In Beqaa, everything is quite different, there are
various levels of regulation. We encounter that which is regulated by the free
will of human beings, the most mundane and banal interactions. There is that
which is regulated by Nature beyond mankind and which interacts with another
level of regulation – that of weapons. Because only wartime destruction has the
power to transform the landscape at a scale comparable to Nature. In Beqaa, the
forces that drive human relations and which instil their gaze with life flow in
function of their moods, that somehow translate the abrupt transitions of the
surfaces around us. The public space is based on these textures. It is based on
their ability to organize its own chaos and reconfigure itself whenever it
reorganizes itself. The boundaries of the public space are the boundaries of
the visible landscape and these are apparently the limits of the movements of
the people who inhabit it. There are no conventions that restrict access to any
visible space. Of course there are walls, fences and guns, but these barriers
all seem to be negotiable. They trace permeable geographies. They define
territories that we can cross. The road and the pavement are the same thing.
There is no separate space allocated for cars and another for people. The
vision of how everyone moves makes me think that we are anchored in different
dimensions. My boundaries are those formed by my own discretion, whereas I
often don’t understand the nature of the discretion of those around me.

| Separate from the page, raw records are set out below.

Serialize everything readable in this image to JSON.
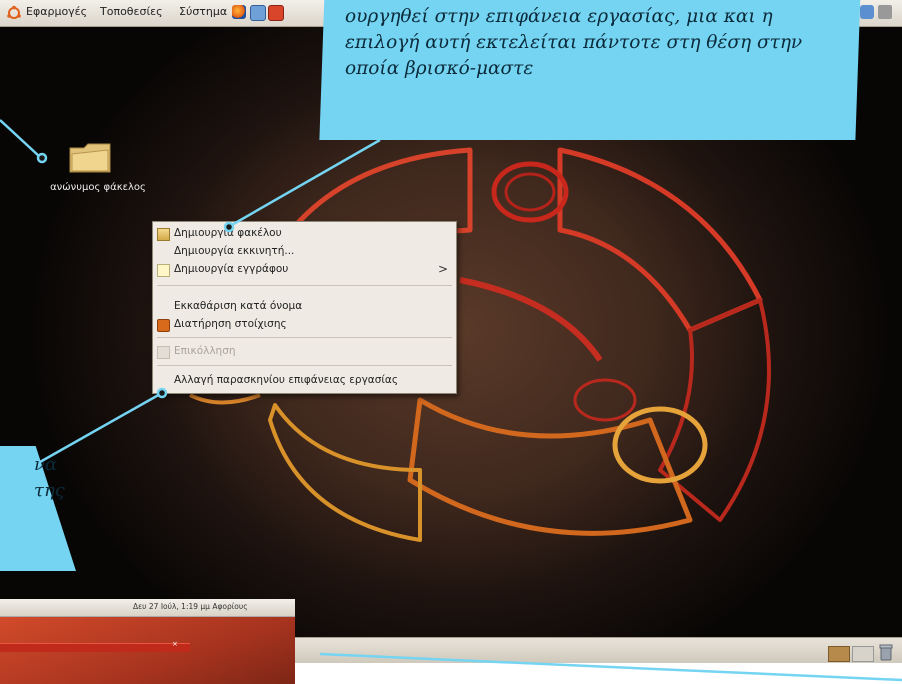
{
  "top_panel": {
    "menus": [
      "Εφαρμογές",
      "Τοποθεσίες",
      "Σύστημα"
    ]
  },
  "desktop": {
    "folder_label": "ανώνυμος φάκελος"
  },
  "context_menu": {
    "items": [
      {
        "label": "Δημιουργία φακέλου",
        "icon": "folder-new-icon"
      },
      {
        "label": "Δημιουργία εκκινητή..."
      },
      {
        "label": "Δημιουργία εγγράφου",
        "icon": "document-icon",
        "submenu": true
      },
      {
        "label": "Εκκαθάριση κατά όνομα"
      },
      {
        "label": "Διατήρηση στοίχισης",
        "icon": "check-icon"
      },
      {
        "label": "Επικόλληση",
        "disabled": true,
        "icon": "paste-icon"
      },
      {
        "label": "Αλλαγή παρασκηνίου επιφάνειας εργασίας"
      }
    ],
    "submenu_arrow": ">"
  },
  "inset": {
    "clock": "Δευ 27 Ιούλ, 1:19 μμ Αφορίους",
    "close": "×"
  },
  "callouts": {
    "top": "ουργηθεί στην επιφάνεια εργασίας, μια και η επιλογή αυτή εκτελείται πάντοτε στη θέση στην οποία βρισκό-μαστε",
    "left_line1": "να",
    "left_line2": "της"
  },
  "colors": {
    "callout": "#74d4f2",
    "menu_bg": "#efebe4",
    "ubuntu_red": "#c9291d",
    "ubuntu_orange": "#e28a1f"
  }
}
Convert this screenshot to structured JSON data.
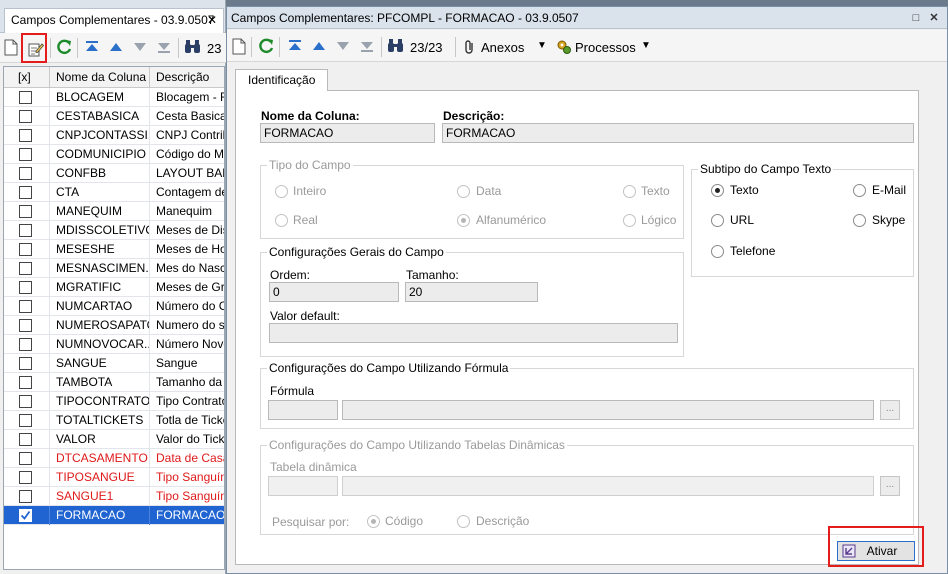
{
  "left_window": {
    "tab_title": "Campos Complementares - 03.9.0507",
    "close_glyph": "✕",
    "columns": [
      "[x]",
      "Nome da Coluna",
      "Descrição"
    ],
    "rows": [
      {
        "name": "BLOCAGEM",
        "desc": "Blocagem - RE",
        "checked": false,
        "red": false
      },
      {
        "name": "CESTABASICA",
        "desc": "Cesta Basica",
        "checked": false,
        "red": false
      },
      {
        "name": "CNPJCONTASSI...",
        "desc": "CNPJ Contribui",
        "checked": false,
        "red": false
      },
      {
        "name": "CODMUNICIPIO",
        "desc": "Código do Mun",
        "checked": false,
        "red": false
      },
      {
        "name": "CONFBB",
        "desc": "LAYOUT BANC",
        "checked": false,
        "red": false
      },
      {
        "name": "CTA",
        "desc": "Contagem de T",
        "checked": false,
        "red": false
      },
      {
        "name": "MANEQUIM",
        "desc": "Manequim",
        "checked": false,
        "red": false
      },
      {
        "name": "MDISSCOLETIVO",
        "desc": "Meses de Diss",
        "checked": false,
        "red": false
      },
      {
        "name": "MESESHE",
        "desc": "Meses de Hora",
        "checked": false,
        "red": false
      },
      {
        "name": "MESNASCIMEN...",
        "desc": "Mes do Nascim",
        "checked": false,
        "red": false
      },
      {
        "name": "MGRATIFIC",
        "desc": "Meses de Grati",
        "checked": false,
        "red": false
      },
      {
        "name": "NUMCARTAO",
        "desc": "Número do Car",
        "checked": false,
        "red": false
      },
      {
        "name": "NUMEROSAPATO",
        "desc": "Numero do sap",
        "checked": false,
        "red": false
      },
      {
        "name": "NUMNOVOCAR...",
        "desc": "Número Novo C",
        "checked": false,
        "red": false
      },
      {
        "name": "SANGUE",
        "desc": "Sangue",
        "checked": false,
        "red": false
      },
      {
        "name": "TAMBOTA",
        "desc": "Tamanho da B",
        "checked": false,
        "red": false
      },
      {
        "name": "TIPOCONTRATO",
        "desc": "Tipo Contrato F",
        "checked": false,
        "red": false
      },
      {
        "name": "TOTALTICKETS",
        "desc": "Totla de Ticket",
        "checked": false,
        "red": false
      },
      {
        "name": "VALOR",
        "desc": "Valor do Ticket",
        "checked": false,
        "red": false
      },
      {
        "name": "DTCASAMENTO",
        "desc": "Data de Casam",
        "checked": false,
        "red": true
      },
      {
        "name": "TIPOSANGUE",
        "desc": "Tipo Sanguíne",
        "checked": false,
        "red": true
      },
      {
        "name": "SANGUE1",
        "desc": "Tipo Sanguíne",
        "checked": false,
        "red": true
      },
      {
        "name": "FORMACAO",
        "desc": "FORMACAO",
        "checked": true,
        "red": false
      }
    ],
    "counter": "23"
  },
  "right_window": {
    "title": "Campos Complementares: PFCOMPL - FORMACAO - 03.9.0507",
    "toolbar": {
      "counter": "23/23",
      "anexos": "Anexos",
      "processos": "Processos"
    },
    "tab": "Identificação",
    "nome_label": "Nome da Coluna:",
    "nome_value": "FORMACAO",
    "desc_label": "Descrição:",
    "desc_value": "FORMACAO",
    "tipo_campo": {
      "title": "Tipo do Campo",
      "options": [
        "Inteiro",
        "Data",
        "Texto",
        "Real",
        "Alfanumérico",
        "Lógico"
      ],
      "selected": "Alfanumérico"
    },
    "subtipo": {
      "title": "Subtipo do Campo Texto",
      "options": [
        "Texto",
        "E-Mail",
        "URL",
        "Skype",
        "Telefone"
      ],
      "selected": "Texto"
    },
    "config_gerais": {
      "title": "Configurações Gerais do Campo",
      "ordem_label": "Ordem:",
      "ordem_value": "0",
      "tamanho_label": "Tamanho:",
      "tamanho_value": "20",
      "default_label": "Valor default:",
      "default_value": ""
    },
    "config_formula": {
      "title": "Configurações do Campo Utilizando Fórmula",
      "formula_label": "Fórmula",
      "dots": "..."
    },
    "config_tabelas": {
      "title": "Configurações do Campo Utilizando Tabelas Dinâmicas",
      "tabela_label": "Tabela dinâmica",
      "pesquisar_label": "Pesquisar por:",
      "options": [
        "Código",
        "Descrição"
      ],
      "selected": "Código",
      "dots": "..."
    },
    "ativar": "Ativar",
    "controls": {
      "restore": "□",
      "close": "✕"
    }
  },
  "colors": {
    "selection": "#1f64d0",
    "highlight": "#e41c1c",
    "red_text": "#e0191a"
  }
}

Everything is apparently open but that openness is
sometimes suffocating, sometimes liberating. Men stride ahead, followed by
groups of veiled women, who follow them like enigmatic and fluttering figures,
acting as if they were invisible. The way in which waste accumulates scattered
around the roadside and in the open spaces, seems to affirm the manner in which
time passes by violently and quickly over the world and in particular over this
place. The seemingly abandoned manner in which street vendors display their
wares on the roadside to attract potential buyers who pass into and out of the
valley, seems to demonstrate that these objects ultimately have no place.

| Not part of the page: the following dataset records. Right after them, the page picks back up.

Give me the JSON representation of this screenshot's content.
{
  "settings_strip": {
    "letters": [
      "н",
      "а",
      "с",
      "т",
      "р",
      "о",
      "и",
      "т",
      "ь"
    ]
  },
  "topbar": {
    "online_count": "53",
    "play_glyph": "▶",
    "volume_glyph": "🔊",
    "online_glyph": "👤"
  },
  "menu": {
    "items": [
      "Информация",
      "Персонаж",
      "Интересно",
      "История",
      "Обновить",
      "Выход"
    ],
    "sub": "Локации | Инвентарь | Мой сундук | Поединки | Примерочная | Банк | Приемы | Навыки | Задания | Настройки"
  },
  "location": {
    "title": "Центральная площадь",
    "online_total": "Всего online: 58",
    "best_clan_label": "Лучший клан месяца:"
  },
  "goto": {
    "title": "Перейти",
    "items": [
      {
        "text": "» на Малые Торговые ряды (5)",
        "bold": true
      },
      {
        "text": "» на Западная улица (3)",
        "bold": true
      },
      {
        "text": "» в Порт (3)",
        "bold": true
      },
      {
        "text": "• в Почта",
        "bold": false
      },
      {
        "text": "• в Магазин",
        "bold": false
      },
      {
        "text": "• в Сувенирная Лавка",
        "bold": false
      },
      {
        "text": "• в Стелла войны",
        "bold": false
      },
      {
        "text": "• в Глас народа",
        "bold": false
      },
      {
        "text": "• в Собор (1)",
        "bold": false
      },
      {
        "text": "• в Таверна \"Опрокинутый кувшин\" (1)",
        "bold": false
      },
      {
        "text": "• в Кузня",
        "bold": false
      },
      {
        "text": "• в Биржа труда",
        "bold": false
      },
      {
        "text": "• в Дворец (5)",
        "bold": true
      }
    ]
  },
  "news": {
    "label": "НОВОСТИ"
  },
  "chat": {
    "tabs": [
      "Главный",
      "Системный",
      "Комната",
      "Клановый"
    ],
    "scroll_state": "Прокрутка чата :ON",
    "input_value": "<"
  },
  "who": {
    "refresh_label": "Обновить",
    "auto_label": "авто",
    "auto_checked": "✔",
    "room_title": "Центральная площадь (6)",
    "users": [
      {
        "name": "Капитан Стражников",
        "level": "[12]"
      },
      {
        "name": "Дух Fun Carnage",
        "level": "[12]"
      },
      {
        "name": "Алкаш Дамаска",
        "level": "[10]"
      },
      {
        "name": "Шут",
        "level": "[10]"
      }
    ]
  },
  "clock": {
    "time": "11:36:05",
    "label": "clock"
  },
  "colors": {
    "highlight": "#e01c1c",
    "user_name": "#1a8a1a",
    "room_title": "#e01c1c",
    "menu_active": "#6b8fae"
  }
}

Buildings destroyed by war, empty carcasses strewn
around the landscape and which resist standing to remind us that the world is
the strangest place that exists. Houses that have been demolished by giant
machines and which lie abandoned. The ruins of the future. By the roadside, I
see a huge mechanical digger amidst the rubble of a half demolished building.
The iron framework used to reinforce the concrete flows toward us like an intricate
lacework of hysterical veins. In the distance it looks more like a giant
drawing suspended over the landscape. It’s an entropic structure supported upon
the material brutality of the rubble and at the same time is suspended on a
curse that transcends human presence. Bustling life flows through the complex,
bifurcated, twisted passageways that suddenly explode into space, when the
mosques emit chants in unison that expand the sky and earth around me, like the
effect of a drug that completely liberates my perception of the world. What a
distant vision, even when I'm there. What lies close to me is also far away.
And this flow of contradictions feeds the excitement of my brain, producing a
tenuous stream of adrenaline which stretches behind me, along the path. It’s
like an umbilical cord attached to a primordial essence, that was left
somewhere behind me and which, from far away, tells me that my place is always,
and strangely, where I am now. It's a strange sensation that simultaneously
runs inside and outside me, at the same time that it crosses through me in the
certainty that the spirit of destruction, which is manifested in the ruins of
war, scattered from the hills to the valley, is a curse that insists on
persisting and interacts with men in constantly renewed manners.
I'm contradictorily happy because I feel alive, with
an exciting sense of discomfort. I don’t know how or where, or how I am. I tell
myself me that I'm fine. The questions are repeated inside my head without an
embarrassing insistence and I keep looking at the landscape that I can see
through the multiple windows, to the people around me and the manner in which
they get along, how they observe, how they touch each other. It's all actually
very familiar. I look at the shape of the road that the vehicles reinforce and
wear away with each passage. I look at the treaded floor of the interior of the
moving van and I see that my feet are firmly affixed to the bumpy wooden floor.